Typical temporal profiles of Web users based on large web logs

Schrádi Tamás <>
BME AAIT

In this paper we discuss the technological problems of creating temporal Web user profiles from web log files, investigating two possible processing algorithms from the point of view of execution time, memory usage and other favourable properties (fault tolerance) and present the typical user profiles based on the clustered profiles.

During the everyday workflow a Web server stores elementary data connected to the request of the user at a lowest abstraction level. Thus before a further analysis we have to pre-process, transform, filter and prepare the data.

The large dataset size of web logs requires execution-time optimal algorithms, while the increased execution time requires fault tolerance in order to process the dataset efficiently. The relative notation of large dataset is defined in this paper in the following sense: any dataset that does not fit in the main memory at the same time is regarded as large.
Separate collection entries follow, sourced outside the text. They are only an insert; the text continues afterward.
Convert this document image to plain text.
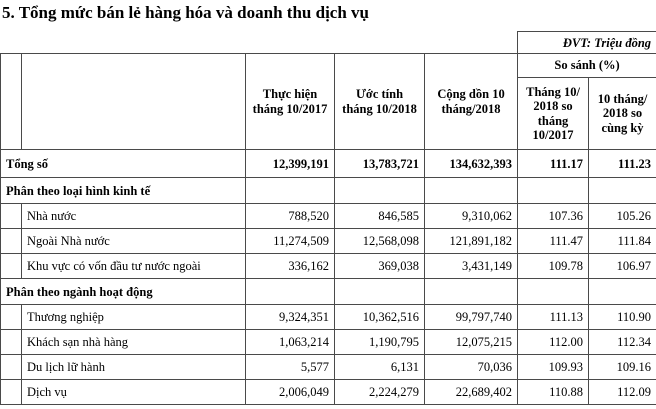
5. Tổng mức bán lẻ hàng hóa và doanh thu dịch vụ
					ĐVT: Triệu đồng	
		Thực hiện tháng 10/2017	Ước tính tháng 10/2018	Cộng dồn 10 tháng/2018	So sánh (%)	
					Tháng 10/ 2018 so tháng 10/2017	10 tháng/ 2018 so cùng kỳ
Tổng số		12,399,191	13,783,721	134,632,393	111.17	111.23
Phân theo loại hình kinh tế						
	Nhà nước	788,520	846,585	9,310,062	107.36	105.26
	Ngoài Nhà nước	11,274,509	12,568,098	121,891,182	111.47	111.84
	Khu vực có vốn đầu tư nước ngoài	336,162	369,038	3,431,149	109.78	106.97
Phân theo ngành hoạt động						
	Thương nghiệp	9,324,351	10,362,516	99,797,740	111.13	110.90
	Khách sạn nhà hàng	1,063,214	1,190,795	12,075,215	112.00	112.34
	Du lịch lữ hành	5,577	6,131	70,036	109.93	109.16
	Dịch vụ	2,006,049	2,224,279	22,689,402	110.88	112.09
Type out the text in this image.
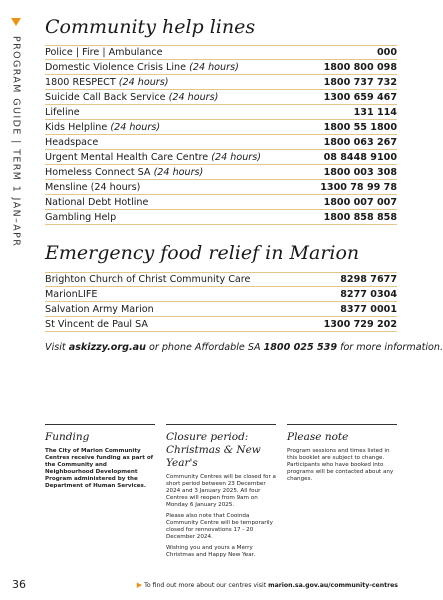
PROGRAM GUIDE | TERM 1 JAN–APR
Community help lines
Police | Fire | Ambulance	000
Domestic Violence Crisis Line (24 hours)	1800 800 098
1800 RESPECT (24 hours)	1800 737 732
Suicide Call Back Service (24 hours)	1300 659 467
Lifeline	131 114
Kids Helpline (24 hours)	1800 55 1800
Headspace	1800 063 267
Urgent Mental Health Care Centre (24 hours)	08 8448 9100
Homeless Connect SA (24 hours)	1800 003 308
Mensline (24 hours)	1300 78 99 78
National Debt Hotline	1800 007 007
Gambling Help	1800 858 858
Emergency food relief in Marion
Brighton Church of Christ Community Care	8298 7677
MarionLIFE	8277 0304
Salvation Army Marion	8377 0001
St Vincent de Paul SA	1300 729 202
Visit askizzy.org.au or phone Affordable SA 1800 025 539 for more information.
Funding

The City of Marion Community Centres receive funding as part of the Community and Neighbourhood Development Program administered by the Department of Human Services.

Closure period: Christmas & New Year's

Community Centres will be closed for a short period between 23 December 2024 and 3 January 2025. All four Centres will reopen from 9am on Monday 6 January 2025.

Please also note that Cooinda Community Centre will be temporarily closed for rennovations 17 - 20 December 2024.

Wishing you and yours a Merry Christmas and Happy New Year.

Please note

Program sessions and times listed in this booklet are subject to change. Participants who have booked into programs will be contacted about any changes.

36	▶ To find out more about our centres visit marion.sa.gov.au/community-centres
We present a reference algorithm, which uses only main memory and we investigate the theoretical and test-based execution time in order to show the inefficiency of this approach to handle datasets more times bigger than the size of the main memory. In this article we present two possible extensions of the processing algorithm, both of them using secondary storage during the processing which makes it possible to process large datasets even on a computer with average memory size. Beside the theoretical analysis of the execution time of the approaches, their execution time based optimisation is discussed as well in the article with the constraints caused by the limited memory environment. The Periodic Partial Result Merging is a fault-tolerant processing algorithm, which propagates the processed log records on the secondary storage by using a merge step. The k-way based merge technique as a first step processes all the log files separately and from the created results generates the temporal profiles using a k-way merge. Due to the large amount of temporal profiles they are not suitable for human understanding, for human analysis. But on these unique profiles a data mining task can be done in order to detect the groups of Web users. Using clustering we can determine the groups in our log based dataset and from these clusters we can generate the typical temporal profiles. On the side of providers the resulting typical profiles can be a valuable.